Jackson's legacy to cricket in Middlesex and beyond is immense. As Chairman of the County's Youth Sub-Committee in 1972 he introduced the Middlesex Youth Coaching Scheme. The former Middlesex and England batsman Jack Robertson was coaching an Under-11 group and Ted decided that the future of the County's cricket depended on producing home-coached talent in squads from Under-10 upwards.

So was born probably the first such scheme in the country, its success demonstrated by the numerous first class cricketers and several Test players, such as Mark Ramprakash, Owais Shah and Philip Tufnell, it helped to nurture. The academies that have developed in all first class counties owe a debt to Jackson's innovation. His innate modesty would not allow him to see such success as personal; his intentions were for the good of cricket and the youngsters who played it. Having convinced the Middlesex Committee and its coach, Don Bennett, of the desirability of the scheme, he recruited the necessary coaches and, with the lightest of hands on the tiller, watched the system flourish.

He founded the Middlesex Branch of the Association of Cricket Coaches, becoming Chairman in 1982, and served for many years on Middlesex's General and Cricket Committees. The committee room was not his natural habitat but in matters concerning the development of young cricketers he could be a powerful advocate. On the occasions he preferred to reserve his judgements, fellow committee members knew they would soon be in possession through the post of Ted's latest nocturnal responses to the discussion, and copied to all and sundry. Not everyone agreed with his views but few failed to marvel at how he possessed the physical and intellectual energy to complete a demanding full day's work followed by a late-afternoon coaching session, an evening meeting – then spending the early hours at his typewriter.
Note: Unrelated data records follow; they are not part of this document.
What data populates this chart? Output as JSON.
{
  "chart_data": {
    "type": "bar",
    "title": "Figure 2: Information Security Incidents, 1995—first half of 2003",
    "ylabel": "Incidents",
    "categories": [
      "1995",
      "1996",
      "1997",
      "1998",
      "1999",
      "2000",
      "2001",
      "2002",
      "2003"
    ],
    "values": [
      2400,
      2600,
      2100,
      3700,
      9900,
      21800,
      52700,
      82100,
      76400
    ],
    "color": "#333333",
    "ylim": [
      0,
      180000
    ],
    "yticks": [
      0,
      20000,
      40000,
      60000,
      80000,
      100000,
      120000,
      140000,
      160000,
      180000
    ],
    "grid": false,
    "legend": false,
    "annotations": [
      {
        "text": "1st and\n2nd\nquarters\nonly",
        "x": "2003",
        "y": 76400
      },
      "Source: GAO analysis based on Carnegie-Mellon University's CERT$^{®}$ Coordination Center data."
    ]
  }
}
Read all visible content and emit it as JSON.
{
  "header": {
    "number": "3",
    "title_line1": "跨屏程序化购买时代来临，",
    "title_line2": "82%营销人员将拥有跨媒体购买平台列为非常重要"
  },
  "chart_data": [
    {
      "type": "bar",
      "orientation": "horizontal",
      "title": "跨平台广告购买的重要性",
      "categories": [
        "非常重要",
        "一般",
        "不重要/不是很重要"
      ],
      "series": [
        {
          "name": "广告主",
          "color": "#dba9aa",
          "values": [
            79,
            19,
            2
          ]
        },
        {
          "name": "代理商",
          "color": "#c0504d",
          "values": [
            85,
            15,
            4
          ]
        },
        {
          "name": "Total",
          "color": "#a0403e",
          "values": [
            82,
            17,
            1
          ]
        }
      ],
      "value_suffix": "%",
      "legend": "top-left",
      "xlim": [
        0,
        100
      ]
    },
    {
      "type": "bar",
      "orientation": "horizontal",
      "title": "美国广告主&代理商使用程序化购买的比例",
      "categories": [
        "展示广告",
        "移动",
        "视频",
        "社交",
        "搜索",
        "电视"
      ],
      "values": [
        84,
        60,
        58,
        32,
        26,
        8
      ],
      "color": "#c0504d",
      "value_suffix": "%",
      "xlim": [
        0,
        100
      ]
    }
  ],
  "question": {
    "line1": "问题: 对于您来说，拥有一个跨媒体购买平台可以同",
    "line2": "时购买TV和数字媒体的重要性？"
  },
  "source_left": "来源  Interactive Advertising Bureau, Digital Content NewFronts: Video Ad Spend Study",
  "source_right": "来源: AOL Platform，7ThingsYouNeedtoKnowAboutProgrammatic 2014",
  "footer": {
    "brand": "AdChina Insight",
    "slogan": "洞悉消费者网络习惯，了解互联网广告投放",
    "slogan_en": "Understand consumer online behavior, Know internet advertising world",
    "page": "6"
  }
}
Jackson was entirely without ego: he barely mentioned his CBE in 1983 for services to the legal profession. What he did for cricket he did because he believed passionately in the values the game stands for. He was as happy coaching a group of inner-city children as he was advising the most talented apprentice county cricketers. He helped found clubs in Haringey and Tower Hamlets because he realised that the absence of playing fields in inner London deprived children of the opportunities cricket offers.

Jackson was a pioneer in so many aspects of cricket in Middlesex (and continued to be so well into his seventies) and, as with many innovators, a few were slow to recognise his genius. With so many ideas buzzing around in his head, he had no time for small talk; there was too much to do. Meetings with him in the chair were often infuriatingly brief – and he then wrote the minutes himself. He had firm ideas about how cricket should be played and preferred the uncompromising approach to the political one. His effervescence and commitment usually won the day.

Even into his seventies he continued to write law reports, to inspire cricketers of all ages and to write articles on aspects of the game. Illness sapped him of much of his energy in his last few years but the devotion of his wife Penelope and his children and grandchildren made for a mellow and loving home life. Even at this time, while sitting in his armchair and stirred to talk about a favourite Shakespeare sonnet, his eyes would again flash to reveal the energised and dynamic Ted loved and admired by generations of cricketers, legal colleagues and friends.

......... David Green

Edward Oliver Jackson, barrister, cricketer and coach: born Calcutta, India 3 December 1922; married firstly Joan Murray Simpson (three daughters), secondly (one adopted son), 1981 Penelope Thwaites (one son, one daughter); died London 5 October 2009.